Five Nigerian Christians Forced From Vehicle, Executed in Ditch in Latest Attack by Islamist Extremists

Five individuals have been executed by Islamists after declaring themselves followers of Jesus Christ outside of the Nigerian city of Jos last week.

The shocking incident saw Islamists stop a minibus and order its occupants to get out. After finding out five individuals were Christians, they were forced to lie down in a ditch, where they were then shot dead. Victims Pam Gyang, Felix John, Jimmy Tiger, Ishaku Gyang, and Dachung Monday, were all members of a Church of Christ in Nations (COCIN) congregation in the nearby town of Foron, according to BosNewsLife.

Another man, Emmanuel Sunday, was caught up in the violence when gunmen also stopped him driving by on his motorbike and demanded to know if he was a Christian.

"When I told them I was a Christian, they asked me to join a group of people already ordered to lie down by the side of the road. I did as I was ordered to do, and then one of the men came and searched me and took money from me, including my mobile phone," according to Morning Star News.

"It was when the gunmen started shooting and killing those of us that were Christians grouped together that I ran into a nearby maize farm, because it was already dark. They shot wildly at me, but I escaped unhurt, except the injuries I sustained while running in the bush," he added.

Sunday fled, running for the next two hours back to his village, where he learned that two of the women killed were also from his hometown. Despite the horror he witnessed, Sunday testified that he felt God was the power behind his escape.

"It was not my ability that made it possible for me to escape, but it was God that made me escape to be alive to tell the story of how the attack happened and to show his miracle in my life," he said.

Two other Christians, one a pregnant woman, were also wounded in the attack.

Grace Yop Gyang, the pregnant widow of victim Pam Gyang, told Morning Star News that despite her loss, she still was grateful to God and hoped that the Islamists would themselves find Christ.

"I don't have much to say except to praise God for His sustaining grace in our lives," Gyang said. "My husband is a friend, and I'm already missing him. But what can I do but thank God for his life. I pray that through his death those who killed him will get to know Jesus as their savior."

Local religious official Pam Jang Pam believed that the gunmen "were a combined band of ethnic Fulani herdsmen and Islamic extremist mercenaries."

Pam added the frequency of violence directed at Nigerian Christians has left them exahusted, begging the government to "please do something about these attacks on us. The church is tired of these attacks."

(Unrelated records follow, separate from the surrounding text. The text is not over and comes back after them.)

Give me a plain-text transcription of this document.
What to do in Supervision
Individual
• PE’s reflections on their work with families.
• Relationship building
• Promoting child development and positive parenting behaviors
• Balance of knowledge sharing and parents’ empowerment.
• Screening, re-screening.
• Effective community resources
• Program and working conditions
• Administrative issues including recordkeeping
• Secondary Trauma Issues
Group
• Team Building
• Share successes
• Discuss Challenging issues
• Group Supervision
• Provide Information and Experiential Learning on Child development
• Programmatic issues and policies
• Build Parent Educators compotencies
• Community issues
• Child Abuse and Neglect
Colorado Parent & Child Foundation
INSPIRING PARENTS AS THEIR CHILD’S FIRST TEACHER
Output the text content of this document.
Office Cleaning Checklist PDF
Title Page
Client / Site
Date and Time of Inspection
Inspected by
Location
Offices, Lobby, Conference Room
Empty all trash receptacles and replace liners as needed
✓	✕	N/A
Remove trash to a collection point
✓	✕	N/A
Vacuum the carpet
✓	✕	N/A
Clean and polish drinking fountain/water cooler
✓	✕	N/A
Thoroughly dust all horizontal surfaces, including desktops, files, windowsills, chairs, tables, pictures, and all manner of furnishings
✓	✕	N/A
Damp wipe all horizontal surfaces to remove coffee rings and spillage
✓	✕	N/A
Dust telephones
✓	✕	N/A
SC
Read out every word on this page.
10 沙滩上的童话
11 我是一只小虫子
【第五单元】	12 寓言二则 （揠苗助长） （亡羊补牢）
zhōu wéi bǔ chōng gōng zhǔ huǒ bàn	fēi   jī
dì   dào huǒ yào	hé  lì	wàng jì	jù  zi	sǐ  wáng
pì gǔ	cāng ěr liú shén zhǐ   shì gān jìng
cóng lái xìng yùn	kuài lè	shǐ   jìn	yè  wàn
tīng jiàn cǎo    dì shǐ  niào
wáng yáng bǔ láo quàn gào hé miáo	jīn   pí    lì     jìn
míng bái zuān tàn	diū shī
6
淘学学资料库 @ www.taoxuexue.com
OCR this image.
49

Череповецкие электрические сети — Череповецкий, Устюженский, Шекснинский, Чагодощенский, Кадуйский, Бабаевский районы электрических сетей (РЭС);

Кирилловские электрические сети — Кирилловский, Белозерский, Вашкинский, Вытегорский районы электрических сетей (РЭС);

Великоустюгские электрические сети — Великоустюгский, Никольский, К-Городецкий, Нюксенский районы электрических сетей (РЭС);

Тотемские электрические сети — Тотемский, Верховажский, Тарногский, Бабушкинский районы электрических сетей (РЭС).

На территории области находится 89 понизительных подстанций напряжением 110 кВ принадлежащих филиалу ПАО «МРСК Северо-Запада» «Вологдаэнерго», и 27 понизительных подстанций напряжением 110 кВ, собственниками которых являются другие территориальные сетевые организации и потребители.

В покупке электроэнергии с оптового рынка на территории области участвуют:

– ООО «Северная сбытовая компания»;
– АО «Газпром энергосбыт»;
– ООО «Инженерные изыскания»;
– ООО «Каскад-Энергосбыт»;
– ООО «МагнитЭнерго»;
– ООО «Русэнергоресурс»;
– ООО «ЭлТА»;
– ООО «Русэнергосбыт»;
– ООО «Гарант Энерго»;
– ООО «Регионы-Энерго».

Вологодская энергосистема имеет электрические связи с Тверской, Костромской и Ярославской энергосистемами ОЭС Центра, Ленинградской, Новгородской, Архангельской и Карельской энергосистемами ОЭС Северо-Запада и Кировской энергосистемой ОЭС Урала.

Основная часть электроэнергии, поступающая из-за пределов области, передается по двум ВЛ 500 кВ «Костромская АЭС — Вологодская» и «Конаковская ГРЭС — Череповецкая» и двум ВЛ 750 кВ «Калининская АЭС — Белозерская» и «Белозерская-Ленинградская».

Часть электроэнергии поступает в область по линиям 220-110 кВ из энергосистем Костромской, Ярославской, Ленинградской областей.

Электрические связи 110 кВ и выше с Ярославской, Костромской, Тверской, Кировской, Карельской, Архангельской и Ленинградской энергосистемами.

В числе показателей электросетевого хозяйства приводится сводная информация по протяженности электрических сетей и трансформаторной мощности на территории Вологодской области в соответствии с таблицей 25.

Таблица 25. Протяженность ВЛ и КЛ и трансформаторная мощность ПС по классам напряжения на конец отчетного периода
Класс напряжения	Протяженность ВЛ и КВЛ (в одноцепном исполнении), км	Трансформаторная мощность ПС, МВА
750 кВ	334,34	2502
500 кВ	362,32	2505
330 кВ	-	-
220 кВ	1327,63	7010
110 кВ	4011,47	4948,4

In recent years, Nigeria has been a hotbed of violence with Muslim extremists attacking Christians on a regular basis. The violence has been led by a group known as Boko Haram, a jihadist terrorist group seeking to make Nigeria an Islamic state and impose Sharia law. Since its inception in 2001, the group has gained notoriety by killing Christians and bombing their churches and schools. Boko Haram have also been accused of colluding with the Fulani, who have had long-time contentious border disputes with Christians.